At present, the Provost explained, the University guesses that enrollment in the College will have shrunk from about 4,500 to 2,900 by 1953 and in the Graduate School of Arts and Sciences from 1,700 to 1,300 by 1952. Such a drop would cost the University $1,100,000 in tuition fees.
Permanent Faculty Unaffected
The cutbacks Buck has planned in personnel and other miscellaneous expenses, such as not immediately necessary new equipment, would reduce this deficit to $600,000 or $700,000 per year, a loss which the University might carry for a few years by drawing on its reserve funds.
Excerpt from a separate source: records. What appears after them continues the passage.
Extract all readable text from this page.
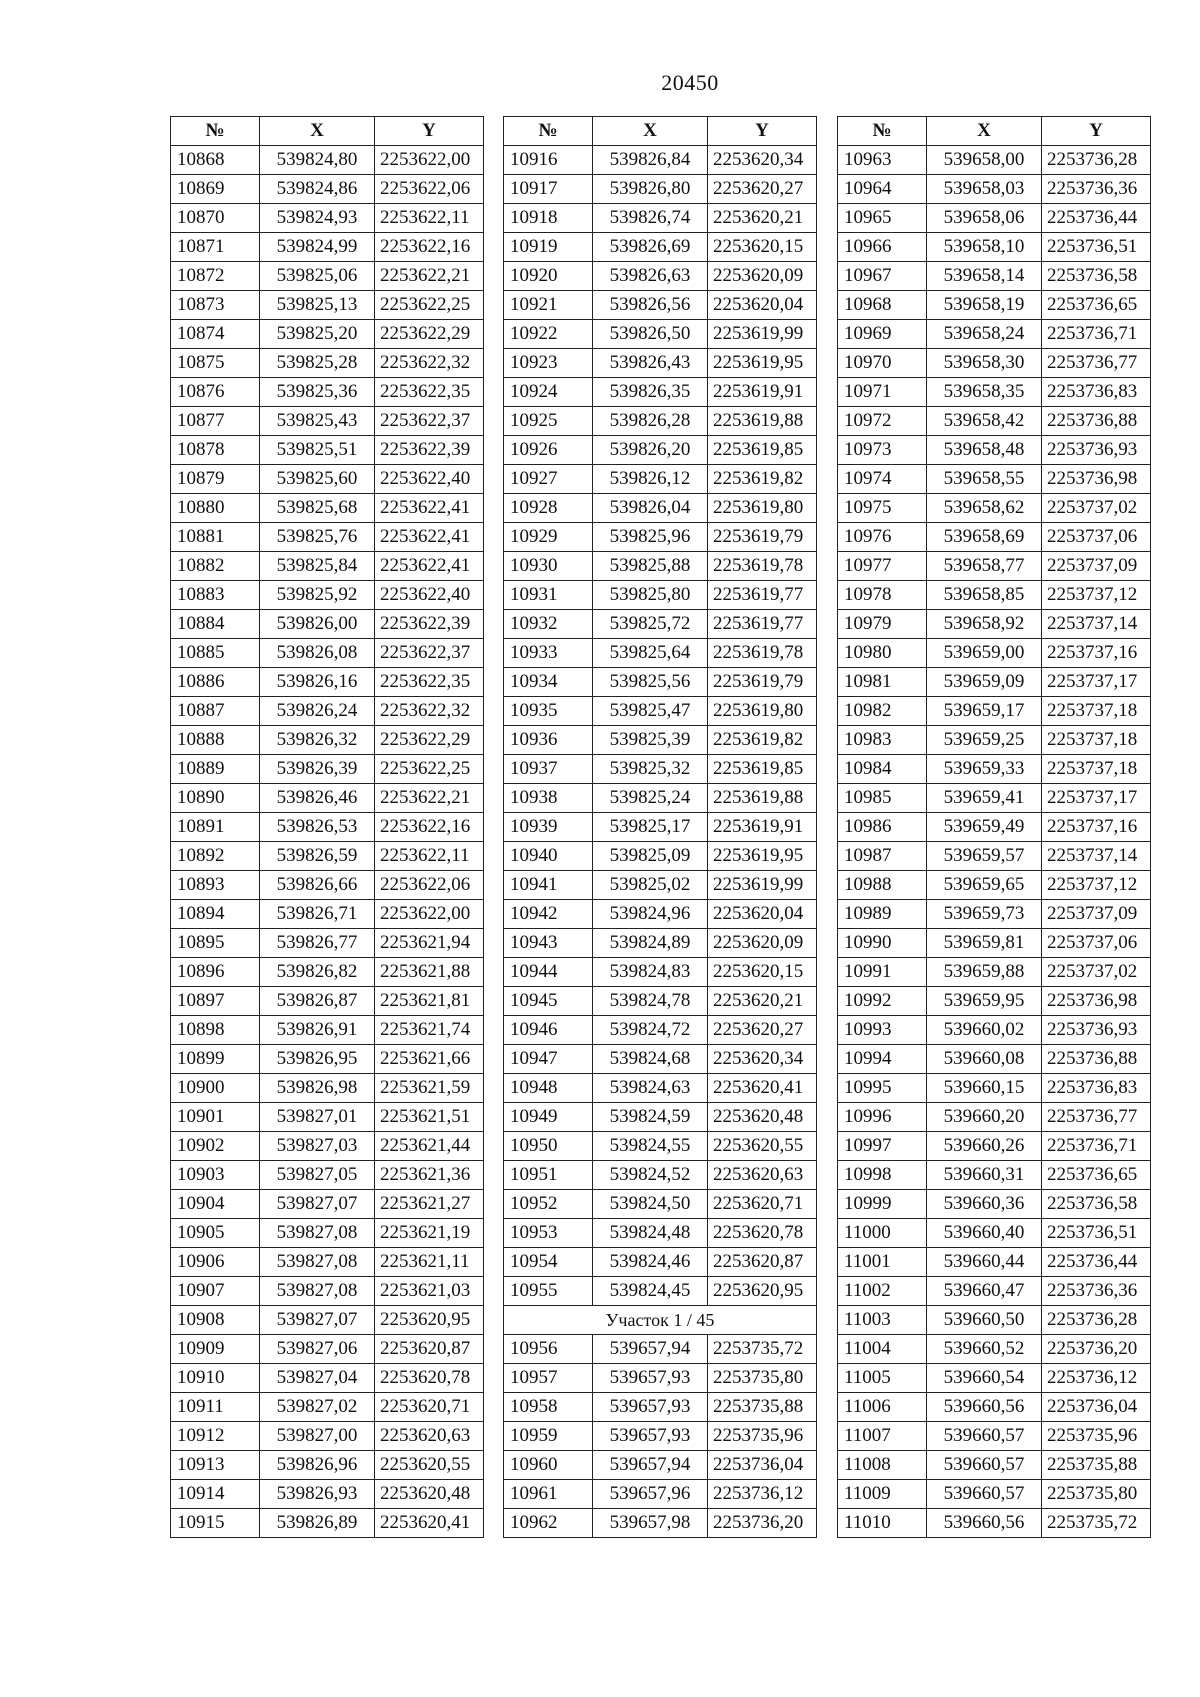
20450
№	X	Y
10868	539824,80	2253622,00
10869	539824,86	2253622,06
10870	539824,93	2253622,11
10871	539824,99	2253622,16
10872	539825,06	2253622,21
10873	539825,13	2253622,25
10874	539825,20	2253622,29
10875	539825,28	2253622,32
10876	539825,36	2253622,35
10877	539825,43	2253622,37
10878	539825,51	2253622,39
10879	539825,60	2253622,40
10880	539825,68	2253622,41
10881	539825,76	2253622,41
10882	539825,84	2253622,41
10883	539825,92	2253622,40
10884	539826,00	2253622,39
10885	539826,08	2253622,37
10886	539826,16	2253622,35
10887	539826,24	2253622,32
10888	539826,32	2253622,29
10889	539826,39	2253622,25
10890	539826,46	2253622,21
10891	539826,53	2253622,16
10892	539826,59	2253622,11
10893	539826,66	2253622,06
10894	539826,71	2253622,00
10895	539826,77	2253621,94
10896	539826,82	2253621,88
10897	539826,87	2253621,81
10898	539826,91	2253621,74
10899	539826,95	2253621,66
10900	539826,98	2253621,59
10901	539827,01	2253621,51
10902	539827,03	2253621,44
10903	539827,05	2253621,36
10904	539827,07	2253621,27
10905	539827,08	2253621,19
10906	539827,08	2253621,11
10907	539827,08	2253621,03
10908	539827,07	2253620,95
10909	539827,06	2253620,87
10910	539827,04	2253620,78
10911	539827,02	2253620,71
10912	539827,00	2253620,63
10913	539826,96	2253620,55
10914	539826,93	2253620,48
10915	539826,89	2253620,41
№	X	Y
10916	539826,84	2253620,34
10917	539826,80	2253620,27
10918	539826,74	2253620,21
10919	539826,69	2253620,15
10920	539826,63	2253620,09
10921	539826,56	2253620,04
10922	539826,50	2253619,99
10923	539826,43	2253619,95
10924	539826,35	2253619,91
10925	539826,28	2253619,88
10926	539826,20	2253619,85
10927	539826,12	2253619,82
10928	539826,04	2253619,80
10929	539825,96	2253619,79
10930	539825,88	2253619,78
10931	539825,80	2253619,77
10932	539825,72	2253619,77
10933	539825,64	2253619,78
10934	539825,56	2253619,79
10935	539825,47	2253619,80
10936	539825,39	2253619,82
10937	539825,32	2253619,85
10938	539825,24	2253619,88
10939	539825,17	2253619,91
10940	539825,09	2253619,95
10941	539825,02	2253619,99
10942	539824,96	2253620,04
10943	539824,89	2253620,09
10944	539824,83	2253620,15
10945	539824,78	2253620,21
10946	539824,72	2253620,27
10947	539824,68	2253620,34
10948	539824,63	2253620,41
10949	539824,59	2253620,48
10950	539824,55	2253620,55
10951	539824,52	2253620,63
10952	539824,50	2253620,71
10953	539824,48	2253620,78
10954	539824,46	2253620,87
10955	539824,45	2253620,95
Участок 1 / 45		
10956	539657,94	2253735,72
10957	539657,93	2253735,80
10958	539657,93	2253735,88
10959	539657,93	2253735,96
10960	539657,94	2253736,04
10961	539657,96	2253736,12
10962	539657,98	2253736,20
№	X	Y
10963	539658,00	2253736,28
10964	539658,03	2253736,36
10965	539658,06	2253736,44
10966	539658,10	2253736,51
10967	539658,14	2253736,58
10968	539658,19	2253736,65
10969	539658,24	2253736,71
10970	539658,30	2253736,77
10971	539658,35	2253736,83
10972	539658,42	2253736,88
10973	539658,48	2253736,93
10974	539658,55	2253736,98
10975	539658,62	2253737,02
10976	539658,69	2253737,06
10977	539658,77	2253737,09
10978	539658,85	2253737,12
10979	539658,92	2253737,14
10980	539659,00	2253737,16
10981	539659,09	2253737,17
10982	539659,17	2253737,18
10983	539659,25	2253737,18
10984	539659,33	2253737,18
10985	539659,41	2253737,17
10986	539659,49	2253737,16
10987	539659,57	2253737,14
10988	539659,65	2253737,12
10989	539659,73	2253737,09
10990	539659,81	2253737,06
10991	539659,88	2253737,02
10992	539659,95	2253736,98
10993	539660,02	2253736,93
10994	539660,08	2253736,88
10995	539660,15	2253736,83
10996	539660,20	2253736,77
10997	539660,26	2253736,71
10998	539660,31	2253736,65
10999	539660,36	2253736,58
11000	539660,40	2253736,51
11001	539660,44	2253736,44
11002	539660,47	2253736,36
11003	539660,50	2253736,28
11004	539660,52	2253736,20
11005	539660,54	2253736,12
11006	539660,56	2253736,04
11007	539660,57	2253735,96
11008	539660,57	2253735,88
11009	539660,57	2253735,80
11010	539660,56	2253735,72
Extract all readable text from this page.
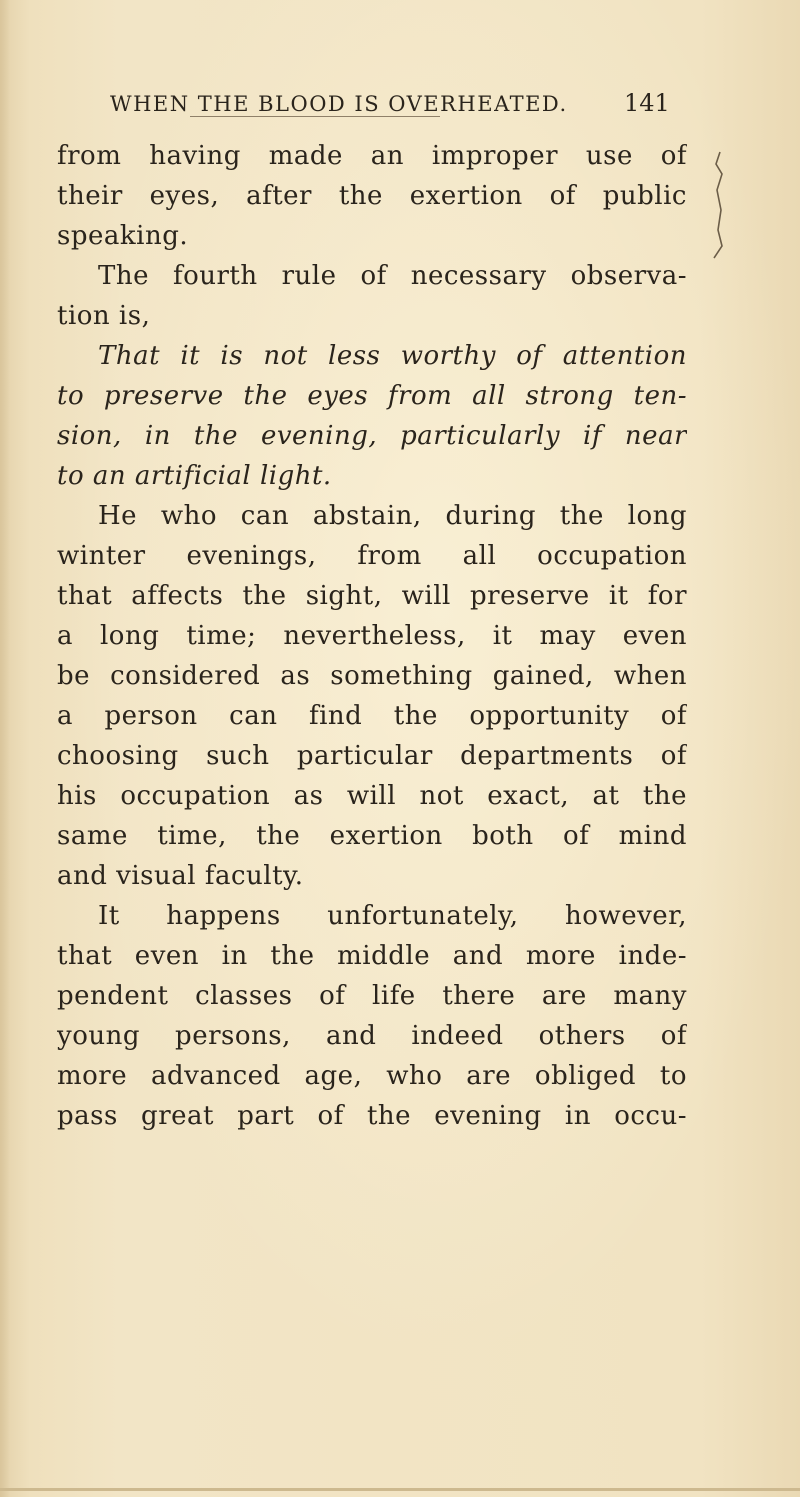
WHEN THE BLOOD IS OVERHEATED. 141
from having made an improper use of
their eyes, after the exertion of public
speaking.
The fourth rule of necessary observa-
tion is,
That it is not less worthy of attention
to preserve the eyes from all strong ten-
sion, in the evening, particularly if near
to an artificial light.
He who can abstain, during the long
winter evenings, from all occupation
that affects the sight, will preserve it for
a long time; nevertheless, it may even
be considered as something gained, when
a person can find the opportunity of
choosing such particular departments of
his occupation as will not exact, at the
same time, the exertion both of mind
and visual faculty.
It happens unfortunately, however,
that even in the middle and more inde-
pendent classes of life there are many
young persons, and indeed others of
more advanced age, who are obliged to
pass great part of the evening in occu-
Neither the size nor the customary appointments to the permanent faculty will be changed in the least by the new budget, Buck said. Annually the Faculty of Arts and Sciences supports some $1,200,000 worth of permanent appointees. It will continue to make seven or eight new permanent appointments each year and will appoint the normal number of assistant professors.
Buck noted that the new budget, contrary to the measures of some colleges, will adjust to new sizes in the student body without injuring in the least the essence of the educational system, the permanent faculty.
This planning will effect certain service departments of the University. Edward Reynolds '15, Administrative Vice-President, said yesterday that he "contemplates closing some of the dormitories or possibly separable sections of the houses."
Buck stated last month that he planned no rise in tuition.